9.スパイク「過去はどうあれ未来はあるだろ」
結局何も分からなかったフェイの過去に対して、スパイクは「どうでもいんじゃねえの」と言います。そして「あんたは過去があるからそう思うのよ」と返すフェイ。その後スパイクは上記のように返します。過去と未来。この何気ない台詞が最終話への伏線にもなっています。詳しくは最終話で考えてみたいと思います。

10.マジックで書かれたアインの眉毛
もしかしたらあまり深い意味はないのかもしれませんが、二案。

第15話は、アインの薄い眉毛でウィットニーを思い出した所から始まります。そう考えると、フェイはウィットニーの事を思い出さないようにと、アインに眉毛を書いたのではないでしょうか。しかしその場合、まだ過去を引きずているという印象を受けます。そこで次案。
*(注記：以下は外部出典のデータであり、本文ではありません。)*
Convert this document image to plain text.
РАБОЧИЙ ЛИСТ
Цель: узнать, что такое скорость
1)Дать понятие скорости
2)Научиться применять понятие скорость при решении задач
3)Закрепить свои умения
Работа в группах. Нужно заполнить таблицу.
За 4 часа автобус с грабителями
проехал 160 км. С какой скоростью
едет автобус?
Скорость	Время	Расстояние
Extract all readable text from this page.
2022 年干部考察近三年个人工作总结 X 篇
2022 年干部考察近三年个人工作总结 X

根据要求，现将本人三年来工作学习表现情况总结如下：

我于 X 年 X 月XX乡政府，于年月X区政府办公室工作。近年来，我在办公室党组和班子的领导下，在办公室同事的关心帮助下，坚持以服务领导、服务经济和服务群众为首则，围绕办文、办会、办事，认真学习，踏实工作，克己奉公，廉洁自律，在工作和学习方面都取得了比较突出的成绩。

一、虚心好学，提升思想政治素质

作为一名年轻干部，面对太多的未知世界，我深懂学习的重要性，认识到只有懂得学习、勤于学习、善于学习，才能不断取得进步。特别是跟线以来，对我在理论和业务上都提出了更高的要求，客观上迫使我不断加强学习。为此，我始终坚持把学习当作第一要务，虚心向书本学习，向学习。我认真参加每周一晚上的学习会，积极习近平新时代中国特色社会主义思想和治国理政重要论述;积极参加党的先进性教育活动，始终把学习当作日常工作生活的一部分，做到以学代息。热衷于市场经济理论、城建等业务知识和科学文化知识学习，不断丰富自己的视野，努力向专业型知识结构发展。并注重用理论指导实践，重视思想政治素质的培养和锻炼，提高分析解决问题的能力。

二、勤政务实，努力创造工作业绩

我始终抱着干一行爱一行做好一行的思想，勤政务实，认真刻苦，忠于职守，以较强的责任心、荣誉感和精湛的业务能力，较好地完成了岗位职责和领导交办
上記・分解8の後、フェイはスパイクに分前をもらい少し微笑みます。その時スパイクは、ウィットニーを「ザコ中のザコ」と説明しています。修正、これはウィットニーというザコにこだわっていた自分が馬鹿らしく思えたからではなく、スパイクの「過去はどうあれ未来はあるだろ」という台詞を受けて前向になれたという笑顔だと思います。そこから過去にこだわっていた自分を吹っ切る意味で眉毛を書いた、と考えられるのではないでしょうか。その場合初めの案と違い、気持ちは未来を向いている感じになると思います。

11.SLEEPING BEAST
ラストで表示される言葉、今回はいつもと違います。この言葉、ダブルミーニングかもしれません。一つ目は、眠っているアイン「眠れる動物」という意味。二つ目は「スリーピング・ビューティ」に対しての「眠れるろくでなし」、フェイに対してのウィットニーということだと思います。ただし、スリーピング・ビーストという何かが存在し、別の意味があるという可能性も考えられます。
 

フェイの人物設定とロマニーについて

<第15話で明らかになった事>
すでに上記した内容ですが、改めてまとめます。

フェイがコールドスリープから目覚めたのは、今から三年前の2068年です。そしてコールドスリープされたのはそこから54年前、つまり2014年です。その時点で二十歳ということは、フェイは1994年生まれという事になります。そしてそこから計算すると、フェイの実年齢は77歳だという事が分かります。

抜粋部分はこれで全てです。